Frequently, if a house’s walls have windows in them they are barred, then shuttered and not terribly interesting. But I saw this window high on the wall of a house with some lovely vines spilling over the top of the wals and trailing around the window.

Remember the fish restaurant we like so much? Here it is, in all it’s rough glory. It is actually a Sol tent (Sol is a beer maker/distributor), plastic chairs and tables, 4 items on the menu and the best cole slaw in town. The magazine rack on the right is well used, the issues of various rags fairly current.

Walking home from a trip to the big market I saw this man and his little boy riding down the main street. I love his hat and the fancy embroidery down the seam of his trousers. He seemed well aware of the sight he was presenting, and happy about it, too.

We went up to the Bella Artes, a beautiful old hacienda that has been turned into a cultural center. No matter how hot, dusty and busy the surrounding streets are it is always cool and serene in the big courtyard. There is a lovely, sparkling fountain in the center with chairs and tables scattered around for students or patrons of the little coffee shop.

Meanwhile, next door in the forecourt of the big church, a group of caballeros had gathered with their horses for a Sunday mass. This fellow fell to chewing the grass as soon as he was tethered up.

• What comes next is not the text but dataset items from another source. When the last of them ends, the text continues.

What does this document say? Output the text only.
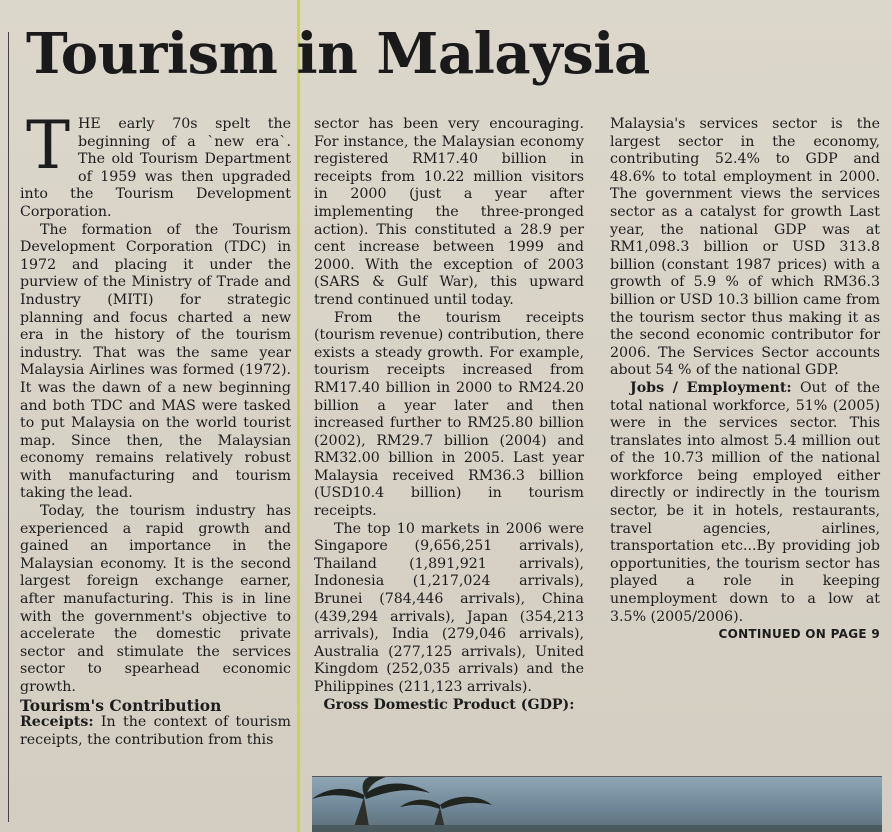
Tourism in Malaysia
T HE early 70s spelt the beginning of a `new era`. The old Tourism Department of 1959 was then upgraded into the Tourism Development Corporation.

The formation of the Tourism Development Corporation (TDC) in 1972 and placing it under the purview of the Ministry of Trade and Industry (MITI) for strategic planning and focus charted a new era in the history of the tourism industry. That was the same year Malaysia Airlines was formed (1972). It was the dawn of a new beginning and both TDC and MAS were tasked to put Malaysia on the world tourist map. Since then, the Malaysian economy remains relatively robust with manufacturing and tourism taking the lead.

Today, the tourism industry has experienced a rapid growth and gained an importance in the Malaysian economy. It is the second largest foreign exchange earner, after manufacturing. This is in line with the government's objective to accelerate the domestic private sector and stimulate the services sector to spearhead economic growth.

Tourism's Contribution

Receipts: In the context of tourism receipts, the contribution from this

sector has been very encouraging. For instance, the Malaysian economy registered RM17.40 billion in receipts from 10.22 million visitors in 2000 (just a year after implementing the three-pronged action). This constituted a 28.9 per cent increase between 1999 and 2000. With the exception of 2003 (SARS & Gulf War), this upward trend continued until today.

From the tourism receipts (tourism revenue) contribution, there exists a steady growth. For example, tourism receipts increased from RM17.40 billion in 2000 to RM24.20 billion a year later and then increased further to RM25.80 billion (2002), RM29.7 billion (2004) and RM32.00 billion in 2005. Last year Malaysia received RM36.3 billion (USD10.4 billion) in tourism receipts.

The top 10 markets in 2006 were Singapore (9,656,251 arrivals), Thailand (1,891,921 arrivals), Indonesia (1,217,024 arrivals), Brunei (784,446 arrivals), China (439,294 arrivals), Japan (354,213 arrivals), India (279,046 arrivals), Australia (277,125 arrivals), United Kingdom (252,035 arrivals) and the Philippines (211,123 arrivals).

Gross Domestic Product (GDP):

Malaysia's services sector is the largest sector in the economy, contributing 52.4% to GDP and 48.6% to total employment in 2000. The government views the services sector as a catalyst for growth Last year, the national GDP was at RM1,098.3 billion or USD 313.8 billion (constant 1987 prices) with a growth of 5.9 % of which RM36.3 billion or USD 10.3 billion came from the tourism sector thus making it as the second economic contributor for 2006. The Services Sector accounts about 54 % of the national GDP.

Jobs / Employment: Out of the total national workforce, 51% (2005) were in the services sector. This translates into almost 5.4 million out of the 10.73 million of the national workforce being employed either directly or indirectly in the tourism sector, be it in hotels, restaurants, travel agencies, airlines, transportation etc...By providing job opportunities, the tourism sector has played a role in keeping unemployment down to a low at 3.5% (2005/2006).

CONTINUED ON PAGE 9
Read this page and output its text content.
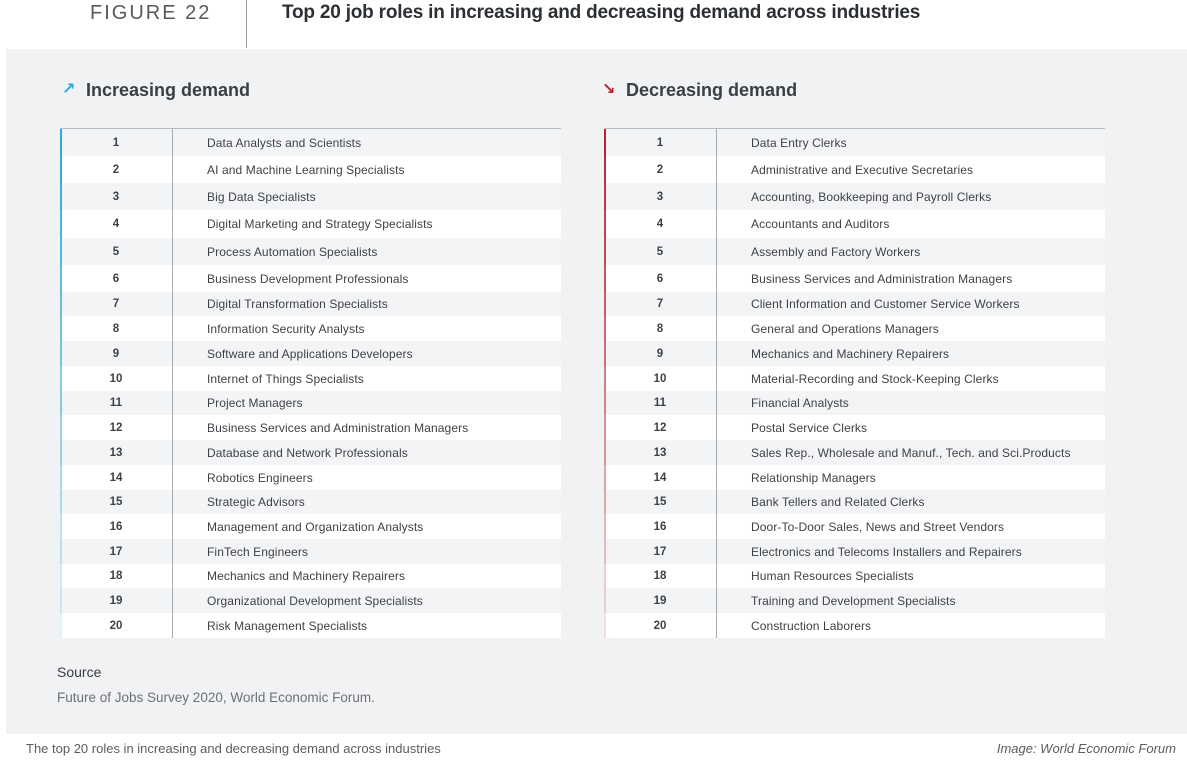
FIGURE 22	Top 20 job roles in increasing and decreasing demand across industries
↗ Increasing demand	↘ Decreasing demand
1	Data Analysts and Scientists
2	AI and Machine Learning Specialists
3	Big Data Specialists
4	Digital Marketing and Strategy Specialists
5	Process Automation Specialists
6	Business Development Professionals
7	Digital Transformation Specialists
8	Information Security Analysts
9	Software and Applications Developers
10	Internet of Things Specialists
11	Project Managers
12	Business Services and Administration Managers
13	Database and Network Professionals
14	Robotics Engineers
15	Strategic Advisors
16	Management and Organization Analysts
17	FinTech Engineers
18	Mechanics and Machinery Repairers
19	Organizational Development Specialists
20	Risk Management Specialists
1	Data Entry Clerks
2	Administrative and Executive Secretaries
3	Accounting, Bookkeeping and Payroll Clerks
4	Accountants and Auditors
5	Assembly and Factory Workers
6	Business Services and Administration Managers
7	Client Information and Customer Service Workers
8	General and Operations Managers
9	Mechanics and Machinery Repairers
10	Material-Recording and Stock-Keeping Clerks
11	Financial Analysts
12	Postal Service Clerks
13	Sales Rep., Wholesale and Manuf., Tech. and Sci.Products
14	Relationship Managers
15	Bank Tellers and Related Clerks
16	Door-To-Door Sales, News and Street Vendors
17	Electronics and Telecoms Installers and Repairers
18	Human Resources Specialists
19	Training and Development Specialists
20	Construction Laborers
Source
Future of Jobs Survey 2020, World Economic Forum.
The top 20 roles in increasing and decreasing demand across industries	Image: World Economic Forum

This morning, as we were driving home from some errands we mused on what had led us to Cuyutlán instead of, perhaps, this lovely place. IF we had come here before we went there, would we have purchased a house? IF it has been 1996, probably yes, and then we would have reversed our get-aways. After 2000, however, it would probably have been too expensive here but it was still easily do-able at the beach. But now, even there the land/housing prices are getting outrageous. Would we have like living here? Probably, although it’s not nearly as “Mexican” as is our village for the simple reason that there are virtually no gringos there and there are about 15,000 here. And it’s cold here. Not what I’m after. I can get cold at home.

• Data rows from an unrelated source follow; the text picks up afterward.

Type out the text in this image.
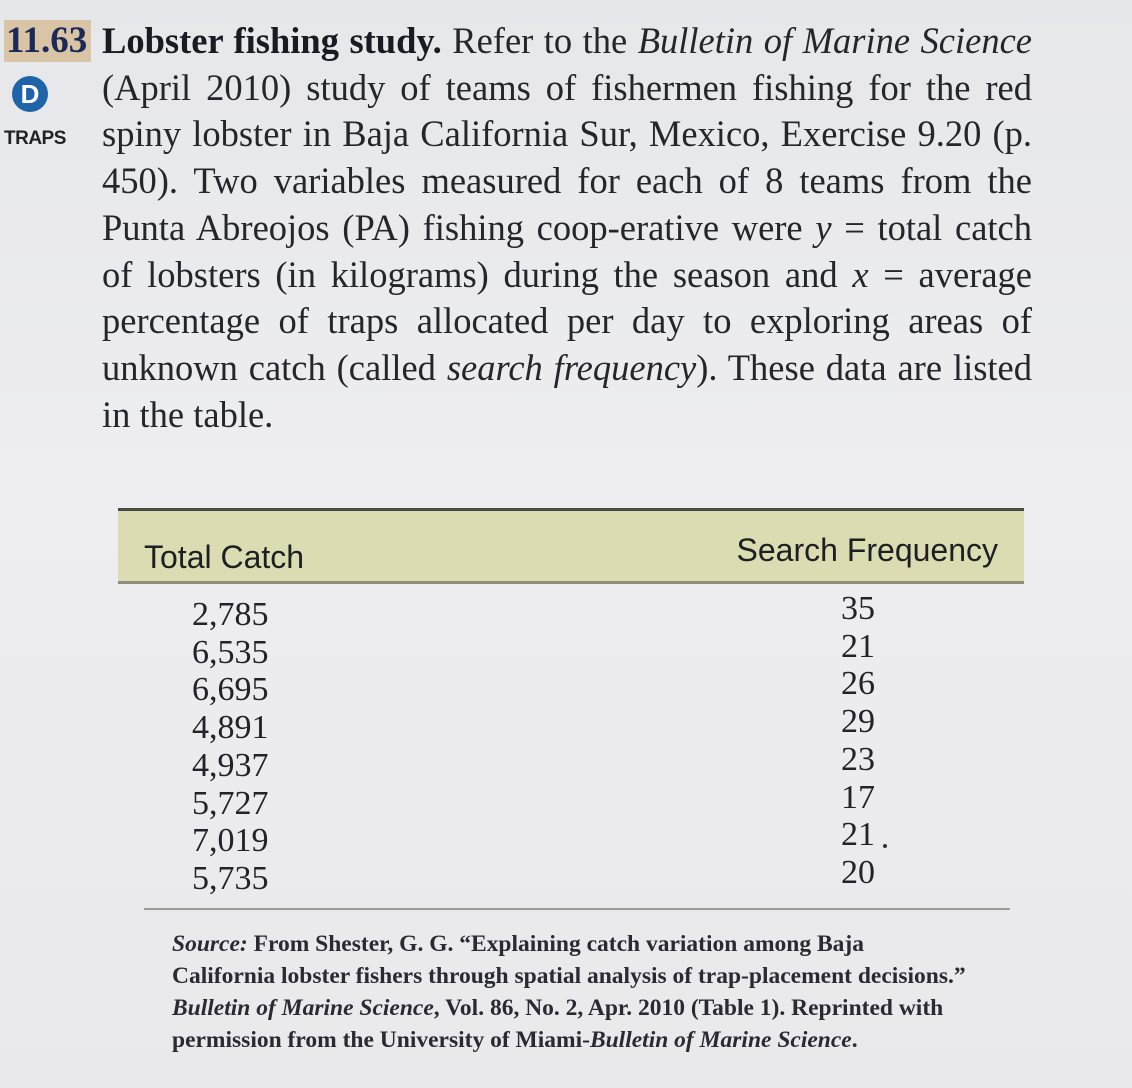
11.63
D
TRAPS
Lobster fishing study. Refer to the Bulletin of Marine Science (April 2010) study of teams of fishermen fishing for the red spiny lobster in Baja California Sur, Mexico, Exercise 9.20 (p. 450). Two variables measured for each of 8 teams from the Punta Abreojos (PA) fishing coop-erative were y = total catch of lobsters (in kilograms) during the season and x = average percentage of traps allocated per day to exploring areas of unknown catch (called search frequency). These data are listed in the table.
Total Catch	Search Frequency
2,785
6,535
6,695
4,891
4,937
5,727
7,019
5,735
35
21
26
29
23
17
21
20
Source: From Shester, G. G. “Explaining catch variation among Baja California lobster fishers through spatial analysis of trap-placement decisions.” Bulletin of Marine Science, Vol. 86, No. 2, Apr. 2010 (Table 1). Reprinted with permission from the University of Miami-Bulletin of Marine Science.
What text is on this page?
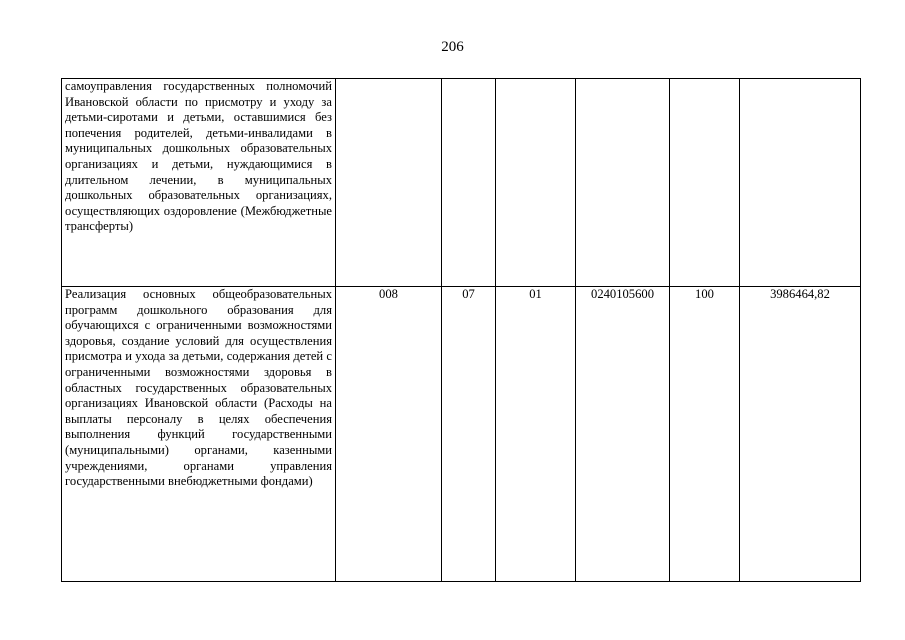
206
самоуправления государственных полномочий Ивановской области по присмотру и уходу за детьми-сиротами и детьми, оставшимися без попечения родителей, детьми-инвалидами в муниципальных дошкольных образовательных организациях и детьми, нуждающимися в длительном лечении, в муниципальных дошкольных образовательных организациях, осуществляющих оздоровление (Межбюджетные трансферты)						
Реализация основных общеобразовательных программ дошкольного образования для обучающихся с ограниченными возможностями здоровья, создание условий для осуществления присмотра и ухода за детьми, содержания детей с ограниченными возможностями здоровья в областных государственных образовательных организациях Ивановской области (Расходы на выплаты персоналу в целях обеспечения выполнения функций государственными (муниципальными) органами, казенными учреждениями, органами управления государственными внебюджетными фондами)	008	07	01	0240105600	100	3986464,82
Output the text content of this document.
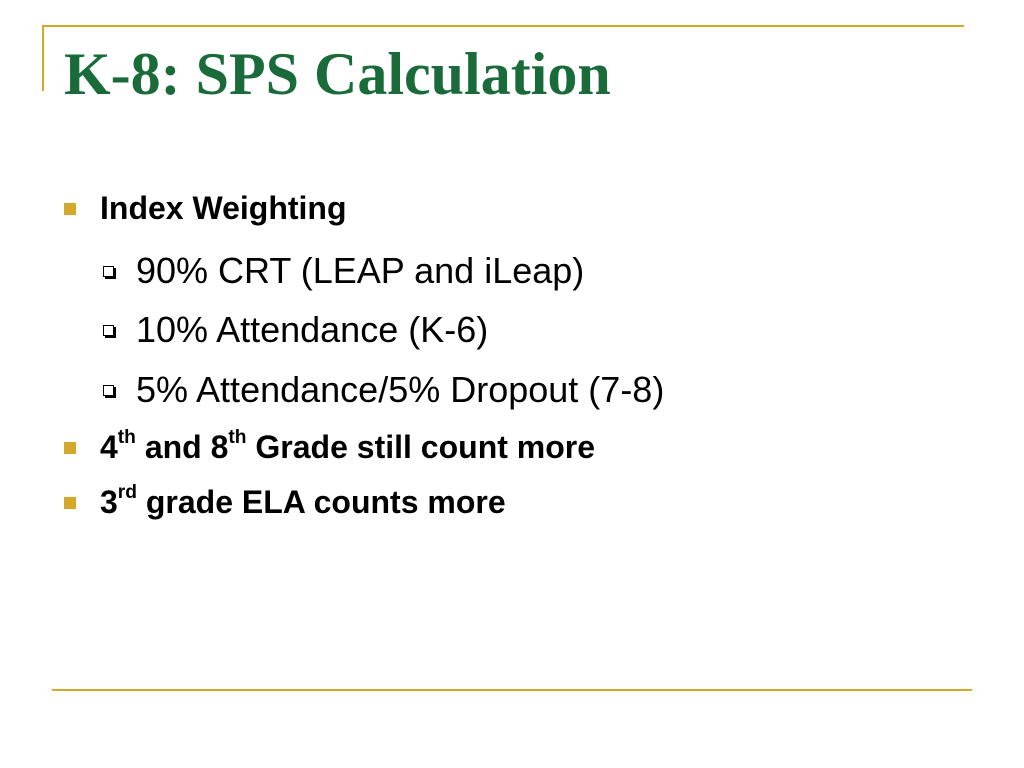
K-8: SPS Calculation
Index Weighting
90% CRT (LEAP and iLeap)
10% Attendance (K-6)
5% Attendance/5% Dropout (7-8)
4th and 8th Grade still count more
3rd grade ELA counts more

So now it’s on to more cold but more things to see and do. I don’t know if I’ll be able to find any internet connections there. I will take photos of the very interesting architecture; actually, it’s again the paint that’s of note. All buildings are painted the same for the most part; red on the bottom, white on the top. Again, narrow cobbled streets, crazy traffic, no place to park. Our usual hotel is a real find as it has off street parking, but no heat. We can always go sleep in the car with the engine running.